The couple first learned about Connecticut’s parentage laws when they initially visited their fertility clinic. When Ashley got pregnant, the pair investigated the law further in anticipation of what would come. While they would love to begin the process immediately, the couple must wait until their child is born to pursue the second parent adoption, which has made this pregnancy all the more nerve-wracking. There will have to be a period in which Adriana’s parentage is legally non-existent, and Ashley is particularly worried about what could happen during the birth of their child. These fears are only compounded by the COVID-19 pandemic which has generated even more instability in the couple’s life.
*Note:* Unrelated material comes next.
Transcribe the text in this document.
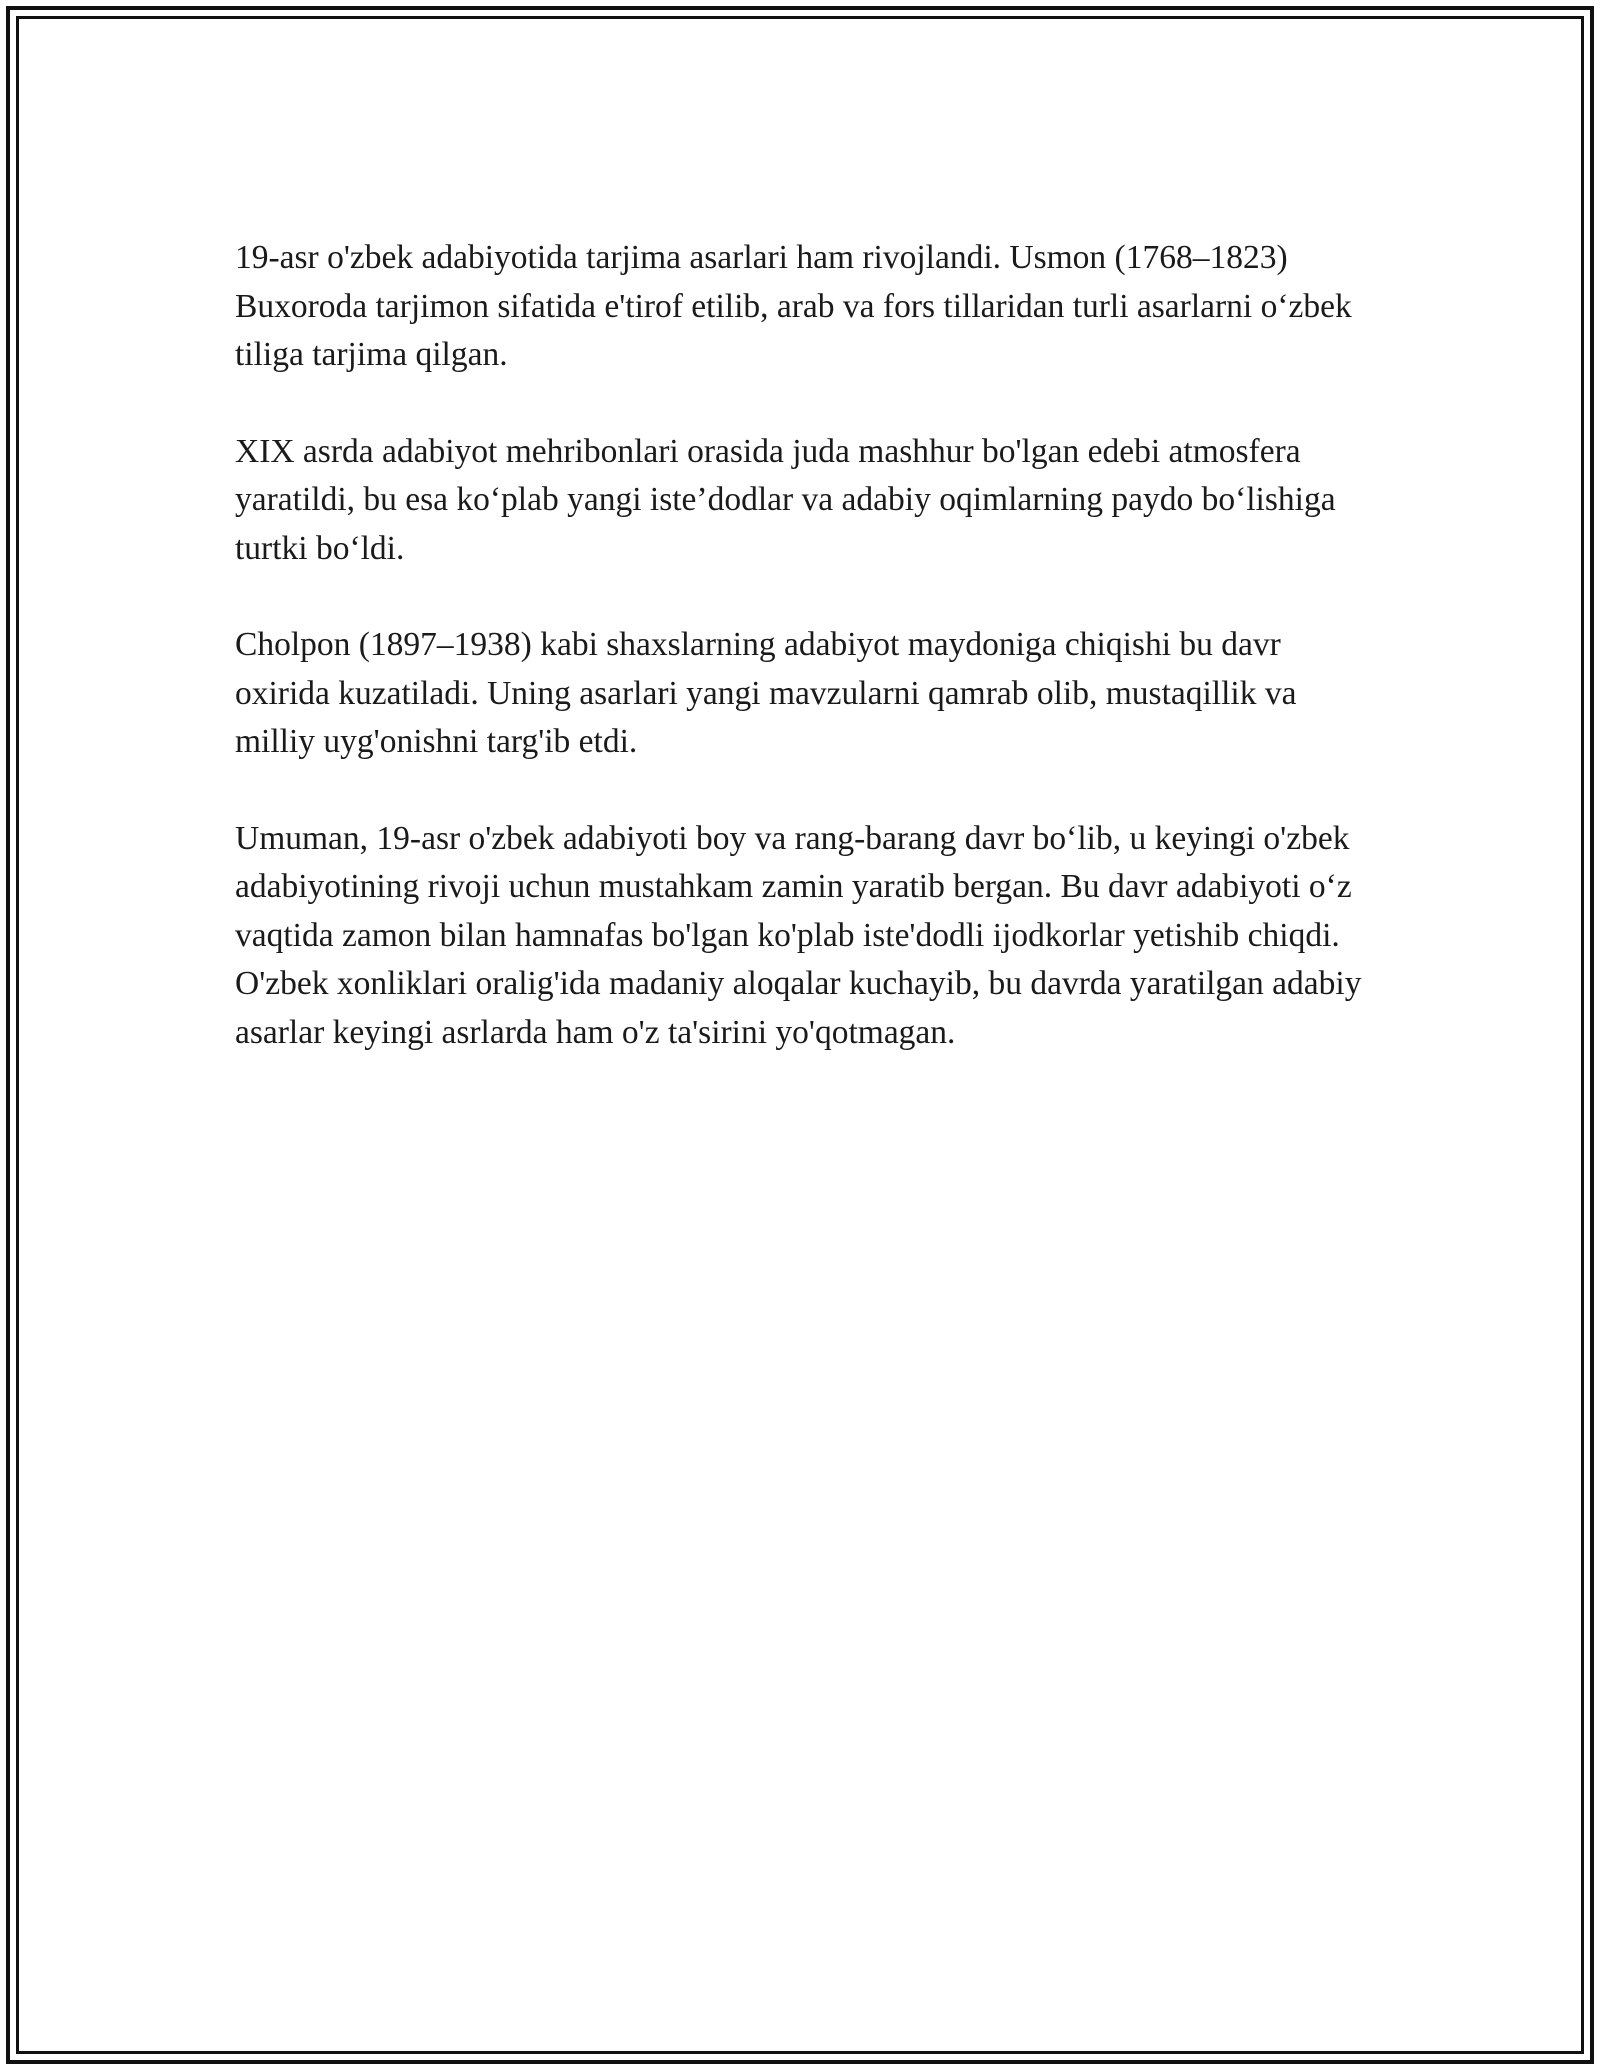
19-asr o'zbek adabiyotida tarjima asarlari ham rivojlandi. Usmon (1768–1823) Buxoroda tarjimon sifatida e'tirof etilib, arab va fors tillaridan turli asarlarni o‘zbek tiliga tarjima qilgan.

XIX asrda adabiyot mehribonlari orasida juda mashhur bo'lgan edebi atmosfera yaratildi, bu esa ko‘plab yangi iste’dodlar va adabiy oqimlarning paydo bo‘lishiga turtki bo‘ldi.

Cholpon (1897–1938) kabi shaxslarning adabiyot maydoniga chiqishi bu davr oxirida kuzatiladi. Uning asarlari yangi mavzularni qamrab olib, mustaqillik va milliy uyg'onishni targ'ib etdi.

Umuman, 19-asr o'zbek adabiyoti boy va rang-barang davr bo‘lib, u keyingi o'zbek adabiyotining rivoji uchun mustahkam zamin yaratib bergan. Bu davr adabiyoti o‘z vaqtida zamon bilan hamnafas bo'lgan ko'plab iste'dodli ijodkorlar yetishib chiqdi. O'zbek xonliklari oralig'ida madaniy aloqalar kuchayib, bu davrda yaratilgan adabiy asarlar keyingi asrlarda ham o'z ta'sirini yo'qotmagan.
“Our main concern is before and after we have our child,” Ashley says. “If we’re in the hospital and something happens to me, or, God forbid, something happens to our child, Adriana has no say until she legally adopts. You pray and hope that something doesn’t happen, because if it does, she doesn’t get any say in it. She could lose her fiancée, she could lose her child, she could lose everything and that’s not fair. She’s been a part of building our family this entire time.”

The couple hopes that Connecticut will revise their parentage laws so that all children have security from birth and don’t have to experience this worry and vulnerability. “It would be helpful not just to our family,” Ashley says, “but families before us and families that are going to be after us that Connecticut catches up with the times.”